Q: What does FUBU really stand for? A: Farmers used to buy us.
Patient: "Doctor, my son has swallowed a pen. What can I do?" Doctor: "Use a pencil till I come to see your son."
In the war, a German ship suspected that they were being tracked by an Irish submarine. Unfortunately, they had used up all of their depth-charges. As an alternative, one of their Divers decided to swim down to the submarine and knock on the door.
Q: Why do German shower heads have 11 holes? A: Jews have 10 fingers.
Why are test tube babies the most beautiful ones? Because they're hand made.
Q: Where did OP go in the explosion? A: Everywhere.
While examining the the body of Mr. Schwartz, a mortician notices that Schwartz has the largest penis he has ever seen. "I'm sorry, Mr. Schwartz," says the mortician, "But I can't send you to be cremated with a tremendously huge penis like this. It has to be saved for posterity." The mortician removes the penis, places it in a jar and puts the jar in his briefcase. When he gets home, he decides to show it to his wife. "I have something to show you that you won't believe," he says, removing the jar from his briefcase. "Oh my God!" she screams, "Schwartz is dead!"
Went to a Muslim birthday party the other day. It was great fun, we blew up a bouncy castle and then had a really intense game of pass the parcel.
Came out the gym the other day and cop asked me how I got that body.
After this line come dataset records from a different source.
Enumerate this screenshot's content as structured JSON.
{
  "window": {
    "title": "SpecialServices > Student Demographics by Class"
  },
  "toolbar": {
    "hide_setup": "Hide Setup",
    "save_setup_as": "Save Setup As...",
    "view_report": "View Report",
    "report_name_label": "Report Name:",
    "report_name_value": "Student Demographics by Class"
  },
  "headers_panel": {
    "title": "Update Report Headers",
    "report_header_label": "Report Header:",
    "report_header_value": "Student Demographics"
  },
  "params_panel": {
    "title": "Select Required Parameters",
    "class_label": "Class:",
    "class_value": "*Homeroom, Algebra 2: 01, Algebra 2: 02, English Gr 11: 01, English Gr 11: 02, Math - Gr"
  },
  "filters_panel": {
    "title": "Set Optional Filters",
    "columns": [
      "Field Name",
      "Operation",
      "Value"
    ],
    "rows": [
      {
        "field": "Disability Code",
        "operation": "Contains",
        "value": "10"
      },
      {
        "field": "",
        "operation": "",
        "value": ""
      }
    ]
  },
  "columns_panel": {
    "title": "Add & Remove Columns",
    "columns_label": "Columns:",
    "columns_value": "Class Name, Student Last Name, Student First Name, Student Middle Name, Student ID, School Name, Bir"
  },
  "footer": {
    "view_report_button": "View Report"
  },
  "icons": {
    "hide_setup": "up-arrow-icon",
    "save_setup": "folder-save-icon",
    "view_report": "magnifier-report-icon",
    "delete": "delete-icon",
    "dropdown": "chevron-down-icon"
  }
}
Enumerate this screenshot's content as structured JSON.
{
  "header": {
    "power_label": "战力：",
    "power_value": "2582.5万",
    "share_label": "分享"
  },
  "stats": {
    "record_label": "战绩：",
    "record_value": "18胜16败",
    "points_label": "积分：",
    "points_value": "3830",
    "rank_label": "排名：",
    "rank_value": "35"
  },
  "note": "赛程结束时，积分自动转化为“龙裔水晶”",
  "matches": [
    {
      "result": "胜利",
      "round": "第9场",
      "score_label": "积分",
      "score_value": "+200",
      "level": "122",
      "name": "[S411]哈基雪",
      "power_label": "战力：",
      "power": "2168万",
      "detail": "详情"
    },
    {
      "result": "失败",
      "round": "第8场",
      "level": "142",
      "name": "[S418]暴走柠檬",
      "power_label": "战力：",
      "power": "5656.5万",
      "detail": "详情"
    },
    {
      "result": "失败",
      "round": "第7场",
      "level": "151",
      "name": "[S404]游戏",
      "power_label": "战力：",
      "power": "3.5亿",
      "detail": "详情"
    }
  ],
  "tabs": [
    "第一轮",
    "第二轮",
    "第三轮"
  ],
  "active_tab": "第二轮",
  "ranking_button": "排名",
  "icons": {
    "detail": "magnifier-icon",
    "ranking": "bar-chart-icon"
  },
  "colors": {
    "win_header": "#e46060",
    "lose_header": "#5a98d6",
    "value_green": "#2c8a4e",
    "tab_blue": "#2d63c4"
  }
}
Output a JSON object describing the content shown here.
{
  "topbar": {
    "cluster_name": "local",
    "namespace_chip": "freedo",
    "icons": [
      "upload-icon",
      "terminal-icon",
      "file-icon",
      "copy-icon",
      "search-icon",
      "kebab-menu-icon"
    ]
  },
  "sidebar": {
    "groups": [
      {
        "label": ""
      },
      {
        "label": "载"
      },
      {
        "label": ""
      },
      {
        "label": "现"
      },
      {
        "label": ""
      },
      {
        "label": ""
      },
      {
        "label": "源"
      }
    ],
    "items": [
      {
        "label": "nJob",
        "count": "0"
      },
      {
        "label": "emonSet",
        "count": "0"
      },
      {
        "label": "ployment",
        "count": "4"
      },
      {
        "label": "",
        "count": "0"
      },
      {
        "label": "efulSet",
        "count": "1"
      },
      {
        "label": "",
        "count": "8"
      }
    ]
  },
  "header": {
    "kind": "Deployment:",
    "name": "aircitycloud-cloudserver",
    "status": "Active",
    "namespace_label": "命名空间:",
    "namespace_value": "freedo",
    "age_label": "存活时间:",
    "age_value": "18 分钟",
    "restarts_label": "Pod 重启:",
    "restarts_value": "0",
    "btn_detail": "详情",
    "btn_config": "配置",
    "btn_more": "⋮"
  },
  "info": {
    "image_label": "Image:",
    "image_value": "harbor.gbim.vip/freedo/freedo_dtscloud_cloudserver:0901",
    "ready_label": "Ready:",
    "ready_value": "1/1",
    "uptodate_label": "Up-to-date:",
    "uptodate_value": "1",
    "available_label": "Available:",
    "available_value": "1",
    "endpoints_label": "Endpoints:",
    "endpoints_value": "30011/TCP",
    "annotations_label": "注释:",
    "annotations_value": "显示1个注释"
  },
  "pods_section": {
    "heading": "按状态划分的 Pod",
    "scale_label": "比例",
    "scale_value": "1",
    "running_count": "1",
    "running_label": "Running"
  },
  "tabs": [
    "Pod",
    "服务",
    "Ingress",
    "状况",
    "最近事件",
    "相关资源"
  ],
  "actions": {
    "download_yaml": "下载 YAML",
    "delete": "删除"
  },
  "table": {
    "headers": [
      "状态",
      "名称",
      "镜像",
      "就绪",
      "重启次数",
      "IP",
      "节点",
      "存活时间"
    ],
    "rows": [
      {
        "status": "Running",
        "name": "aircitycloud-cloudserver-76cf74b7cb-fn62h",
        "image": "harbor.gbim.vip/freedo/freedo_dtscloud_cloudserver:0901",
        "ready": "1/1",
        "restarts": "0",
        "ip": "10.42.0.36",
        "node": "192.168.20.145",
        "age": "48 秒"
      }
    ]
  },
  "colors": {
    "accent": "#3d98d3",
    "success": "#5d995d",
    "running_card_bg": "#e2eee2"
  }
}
I said, "I don't know officer, I just opened the trunk and there she was"
A cab driver reaches the pearly gates. St. Peter looks him up in his Big Book and tells him to pick up a gold staff and a silk robe and proceed into Heaven. Next in line is a preacher. St. Peter looks him up in his Big Book, furrows his brow and says, "OK, we'll let you in, but take that cloth robe and wooden staff." The preacher is shocked and replies, "But I am a man of the cloth. You gave that cab driver a gold staff and a silk robe. Surely I rate higher than a cabbie!" St. Peter responds matter-of-factly, "This is Heaven and up here, we are interested in results. When you preached, people slept. When the cabbie drove his taxi, people prayed."